Xander and Anya produced a stack of DVDs while they were waiting for the food, handing them to Dawn to make the first pick. “I know you’re really into your classics right now,” Xander said, “but we figured it couldn't hurt to have more options.”
There was something cathartic, Tara decided, about watching a spoof of horror movies that still hit pretty close to the truth in many ways. And while Scary Movie might not have the cinematic quality of one of Dawn’s classics, she had to admit that it was pretty funny.
They had given up on actually sitting around the table to eat ages ago, and instead were all in the living room, clustered around the cartons that took up most of the coffee table, Tara sitting on the floor and leaning back against Willow’s legs. Dawn and Xander had already had a brief duel with their chopsticks over the lo mein, and despite ordering extra, the egg rolls were already gone.
Dawn and Anya had a quick scuffle over the fortune cookies - or, more specifically, Anya's attempted theft of Dawn's fortune when Anya was dissatisfied with her own. Xander resolved the fight by pointing out that there were extra cookies Anya could open, and she let go of Dawn's wrist with a sigh.
Halfway through the movie Dawn seemed to finally be crashing from all of the sugar she’d eaten, the heavy Chinese food contributing to her exhaustion, and she fell asleep on the couch as the killer was chasing down yet another insipid teenager.
“Man, I miss being able to fall asleep on the couch,” Xander said. “I mean, I still can, but the back pain when I wake up… it’s just not worth it.”
“One of many disadvantages to being human,” Anya commented, still cracking open the rest of the cookies.
“Do you think we should get her upstairs?” Not that Tara had any idea how they would do such a thing.
Willow gave Dawn a considering look, then shook her head. “Nah, she’s fine where she is. I don’t think she’s been sleeping well, so I don’t want to wake her up if we don’t have to.”
“Speaking of which,” Xander interjected, rubbing his palms together. “Any developments on the whole… you know. The thing.”
Willow and Tara exchanged a look, then stood, gesturing towards the kitchen. It wouldn't do to have Dawn wake up and overhear what they were planning- they had all agreed that it was better to keep her in the dark than to have her get her hopes up and be disappointed.
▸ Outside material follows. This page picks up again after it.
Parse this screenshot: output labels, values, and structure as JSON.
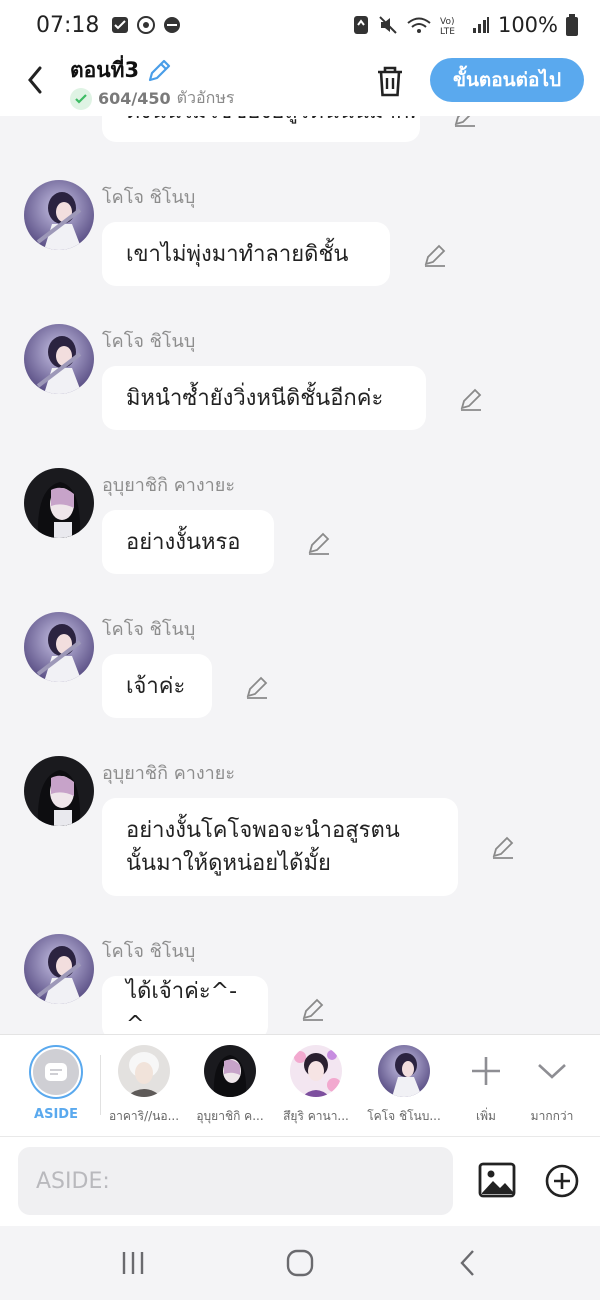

“We got the rest of the books today,” Willow whispered. “I think we have all the right spells now. Tara and I just need some time to make sure we have the translations right, and we need some more materials.”
“Good thing we’re getting good at eBay,” Xander said. “Hopefully none of this stuff is too pricey. Not that it’s not worth it,” he added quickly, seeing the looks he was getting from the three women. “Just pointing out that my credit card does have a limit.”
“We’re almost ready,” Tara said softly. “Just a few more weeks, and we’ll be ready to try. Spike already said that he would stay with Dawn anytime we needed to go somewhere, so we won’t have to worry about her.”
They lapsed into silence, almost as if they were waiting for someone to give them instructions. While they had elected Willow as their leader in the endeavor of raising Buffy, they were all so used to having a Slayer (or Slayers) to follow that it seemed odd to be scheming without that powerful presence in the room.
Tara and Willow had spoken many times about the power vacuum, Tara taking the position that Willow was the right person to fill it, Willow being less sure, and both of them missing their friend.
But they had always been stronger together than apart, so until they could bring Buffy back, they whispered to each other in the darkness of their bedroom, and were in almost constant touch during the day, and they found ways to make it work.